Consider the topological space arising as the quotient $ X:=\mathbb{R}^3/\sim $ where we identify $ x\sim \pm x $.
Does there exist a locally trivial fibre bundle with base space $ \mathbb{R}^2 $ and total space $ X $?
The obvious projection $ \pi: X \to \mathbb{R}^2,\ (x,y,z)\mapsto (x,y) $ fails to give a fiber bundle since
$ \pi^{-1}(\{p\}) $ is homeomorphic to $\mathbb{R}$ if $ p\neq 0 $ and to $ [0,\infty) $ if $ p=0 $.
I know that $X$ is not a manifold (but $X\setminus\{0\}$ is!) and hence cannot be the total space of a locally trivial fiber bundle over $\mathbb{R}^2$ with manifold fibers.
But how to rule out any other fibers?
I am interested in this space in the context of metric geometry where it is an important example of a ''non-manifold'' but I seem to lack the topological tools to tackle this problem.
No such fiber bundle exists.
Let me use the notation $\mathcal O \in X$ for the image of the origin of $\mathbb R^3$ under the quotient map $\mathbb R^3 \mapsto \mathbb R^3 / \sim \,\, = X$.
Arguing by contradiction, suppose there exists a locally trivial fibration $\pi : X \to \mathbb R^2$. Let $p = \pi(\mathcal O)$, and let $F = \pi^{-1}(p)$. Choose a pair of disjoint open balls $B,C \subset \mathbb R^2$ such that $p \in B$; it follows that $\pi^{-1}(B)$ and $\pi^{-1}(C)$ are disjoint open subsets of $X$ and that $\mathcal O \in \pi^{-1}(B)$.
As with any two locally trivial fiber bundles over open balls in $\mathbb R^2$, the subspaces $\pi^{-1}(B)$, $\pi^{-1}(C)$ are homeomorphic to each other. In fact both are homeomorphic to the product of an open ball in $\mathbb R^2$ times the fiber $F$.
The rest is algebraic topology, and is independent of $F$. This is the key point where arbitrary fibers $F$ are ruled out, as you asked.
Choosing a homeomorphism $h : \pi^{-1}(B) \to \pi^{-1}(C)$, there is an induced homeomorphism of pairs $$h : (\pi^{-1}(B),\pi^{-1}(B) - \mathcal O) \to (\pi^{-1}(C),\pi^{-1}(C) - h(\mathcal O)) $$ and so $h$ induces isomorphisms of the various homotopy functors of pairs, such as relative homology groups.

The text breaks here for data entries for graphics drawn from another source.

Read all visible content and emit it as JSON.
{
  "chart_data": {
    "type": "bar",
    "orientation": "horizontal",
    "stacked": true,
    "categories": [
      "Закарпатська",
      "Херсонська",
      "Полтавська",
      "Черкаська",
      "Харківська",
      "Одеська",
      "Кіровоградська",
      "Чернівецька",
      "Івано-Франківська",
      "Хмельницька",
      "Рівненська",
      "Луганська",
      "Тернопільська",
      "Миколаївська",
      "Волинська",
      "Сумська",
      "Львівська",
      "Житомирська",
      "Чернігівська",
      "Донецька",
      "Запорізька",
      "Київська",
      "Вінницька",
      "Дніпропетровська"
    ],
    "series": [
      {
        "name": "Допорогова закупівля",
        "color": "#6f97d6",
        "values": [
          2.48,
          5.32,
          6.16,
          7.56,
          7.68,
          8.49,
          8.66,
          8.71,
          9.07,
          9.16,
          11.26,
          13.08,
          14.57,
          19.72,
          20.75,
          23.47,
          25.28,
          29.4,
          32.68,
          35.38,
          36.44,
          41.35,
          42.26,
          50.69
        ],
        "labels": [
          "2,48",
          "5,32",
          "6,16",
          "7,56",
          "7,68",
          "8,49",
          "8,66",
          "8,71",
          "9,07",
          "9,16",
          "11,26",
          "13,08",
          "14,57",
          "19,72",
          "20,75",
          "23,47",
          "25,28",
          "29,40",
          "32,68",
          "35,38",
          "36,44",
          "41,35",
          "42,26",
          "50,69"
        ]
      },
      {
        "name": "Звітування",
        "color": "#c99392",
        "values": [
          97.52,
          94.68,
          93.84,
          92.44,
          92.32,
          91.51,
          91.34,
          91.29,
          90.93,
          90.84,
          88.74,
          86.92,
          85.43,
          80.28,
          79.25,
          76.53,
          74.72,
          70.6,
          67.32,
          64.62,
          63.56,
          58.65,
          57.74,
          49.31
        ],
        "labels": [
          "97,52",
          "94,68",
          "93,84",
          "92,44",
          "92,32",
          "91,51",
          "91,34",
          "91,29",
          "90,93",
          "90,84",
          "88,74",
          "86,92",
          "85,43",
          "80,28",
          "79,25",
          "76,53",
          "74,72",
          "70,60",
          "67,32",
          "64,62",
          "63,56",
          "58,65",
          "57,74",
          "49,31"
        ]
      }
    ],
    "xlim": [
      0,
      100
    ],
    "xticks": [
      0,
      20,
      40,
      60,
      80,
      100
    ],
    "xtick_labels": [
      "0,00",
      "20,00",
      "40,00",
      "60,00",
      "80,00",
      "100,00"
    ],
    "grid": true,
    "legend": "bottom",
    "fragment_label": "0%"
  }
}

However, a direct calculation of relative $H_3$ with $\mathbb Z$ coefficients shows that these two pairs are not homeomorphic. I suspect that you might be familiar with this calculation, because you know that $X$ is not a manifold.
Since $X$, and therefore $\pi^{-1}(C)$, is indeed a 3-manifold at the point $h(\mathcal O)$, we get $$(1) \qquad H_3(\pi^{-1}(C),\pi^{-1}(C) - h(\mathcal O)) \approx H_2(S^2) \approx \mathbb Z $$ However, at the point $\mathcal O$ itself, $X$ is locally homeomorphic to a cone on $\mathbb R P^2$, and therefore $$(2) \qquad H_3(\pi^{-1}(B),\pi^{-1}(B) - \mathcal O) \approx H_2(\mathbb R P^2) \approx \mathbb Z/2\mathbb Z $$ Just as a reminder, both of these isomorphisms follow by an argument using excision and long exact homology sequences. First use excision to replace the spaces $\pi^{-1}(C)$ and $\pi^{-1}(B)$ by particularly nice neighborhoods of $h(\mathcal O)$ and $\mathcal O$, respectively: an open $3$-ball around $h(\mathcal O)$, which is of course a cone on $S^2$; and a cone on $\mathbb RP^2$ around $\mathcal O$. Then apply the long exact homology sequence to the resulting pairs. Each of those two neighborhoods is contractible, and therefore the terms that occur in the long exact sequences just before and after each pair of terms shown (in each of (1) and (2)) are trivial.